De heer Van Baarle (DENK):
Denkt de minister dan bijvoorbeeld aan "informatie uit te wisselen met de Verenigde Staten die specifiek aangewend zou kunnen worden"? Doelt de minister op een aanpassing van die strekking? Ik ben welwillend om daarnaar te kijken.

Minister Van Weel:
Ik pak 'm er even bij. "Informatie" is een heel breed begrip; daar gaat het mij om. Stelt u zich voor: wij delen nog steeds informatie over drugsbestrijding in het Caribisch gebied, waarvoor we al tientallen jaren met de Amerikanen in een samenwerkingsverband zitten. Wij willen geen inlichtingen aandragen die bij deze nationale operatie kunnen worden gebruikt. Maar u kunt zich voorstellen dat die informatie ook bijvoorbeeld het weerbericht van de dag rondom Curaçao zou kunnen betreffen, zodat men weet wat voor sea state er is. Als we moeten stoppen met het delen van dat soort brede informatie, dan worden ook de reguliere taken waarbij we samenwerken onmogelijk.

De voorzitter:
Heeft de minister een tekstsuggestie?

Minister Van Weel:
Ja. Het gaat mij dus om "specifieke inlichtingen" in plaats van het generieke "informatie".

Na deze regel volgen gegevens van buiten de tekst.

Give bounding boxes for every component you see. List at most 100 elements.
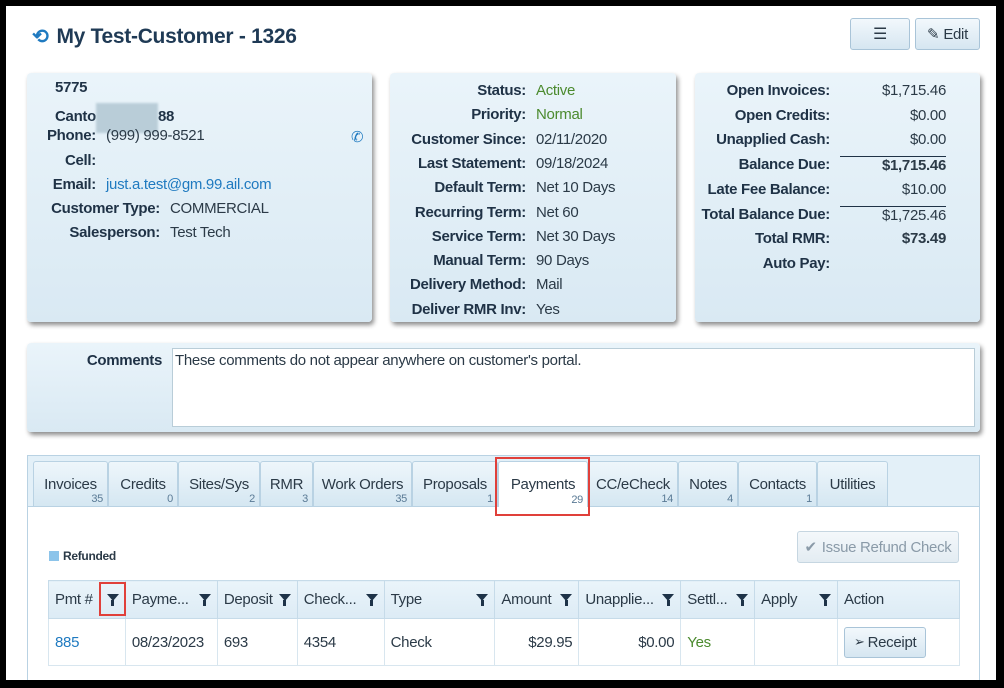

De heer Van Baarle (DENK):
Ik ben bereid om de motie op stuk nr. 72 in die trant te wijzigen. Dan wordt "informatie" dus "specifieke inlichtingen". Ik ben bereid om de motie zo aan te passen.

De voorzitter:
Dank u wel. Dan krijgt de motie op stuk nr. 72 oordeel Kamer. Dan de motie op stuk nr. 73.

Minister Van Weel:
Oordeel Kamer.

De voorzitter:
Oordeel Kamer voor de motie op stuk nr. 73. Dan de motie op stuk nr. 74.

Minister Van Weel:
Oordeel Kamer.

De voorzitter:
Oordeel Kamer voor de motie op stuk nr. 74.

Minister Van Weel:
Dan de motie op stuk nr. 75: oordeel Kamer.

De voorzitter:
De motie op stuk nr. 75: oordeel Kamer. Dan de motie op stuk nr. 76.

Minister Van Weel:
Oordeel Kamer.

De voorzitter:
De motie op stuk nr. 76: oordeel Kamer. Dan de motie op stuk nr. 77.

Minister Van Weel:
Oordeel Kamer.

De voorzitter:
De motie op stuk nr. 77: oordeel Kamer. Dan de motie op stuk nr. 78.

Minister Van Weel:
Voor de motie op stuk nr. 78 geldt een beetje hetzelfde als voor de motie op stuk nr. 67. Op dit moment zitten we wat mij betreft in het traject waarbij we de rechtvaardiging hebben gehoord en waarbij we de juridische kanttekeningen die daarbij worden geplaatst serieus nemen, maar nog niet tot het slotoordeel komen dat hier per definitie sprake is van mensenrechtenschendingen. Zou de heer Bamenga over "deze vermeende mensenrechtenschendingen" spreken, dan kan ik de motie oordeel Kamer geven. Anders moet ik 'm ontraden.

De voorzitter:
Een tekstsuggestie van de minister voor de heer Bamenga, namelijk om het woord "vermeende" toe te voegen.

De heer Bamenga (D66):
Ik houd 'm zoals hij is.

De voorzitter:
En daarmee wordt de motie ontraden?

Minister Van Weel:
Yes.

De voorzitter:
De motie op stuk nr. 78: ontraden. Daarmee komen we aan het einde van dit tweeminutendebat.

De beraadslaging wordt gesloten.

De voorzitter:
De stemmingen zijn aanstaande dinsdag. We gaan over enkele momenten verder met het debat over Sudan.

De vergadering wordt enkele ogenblikken geschorst.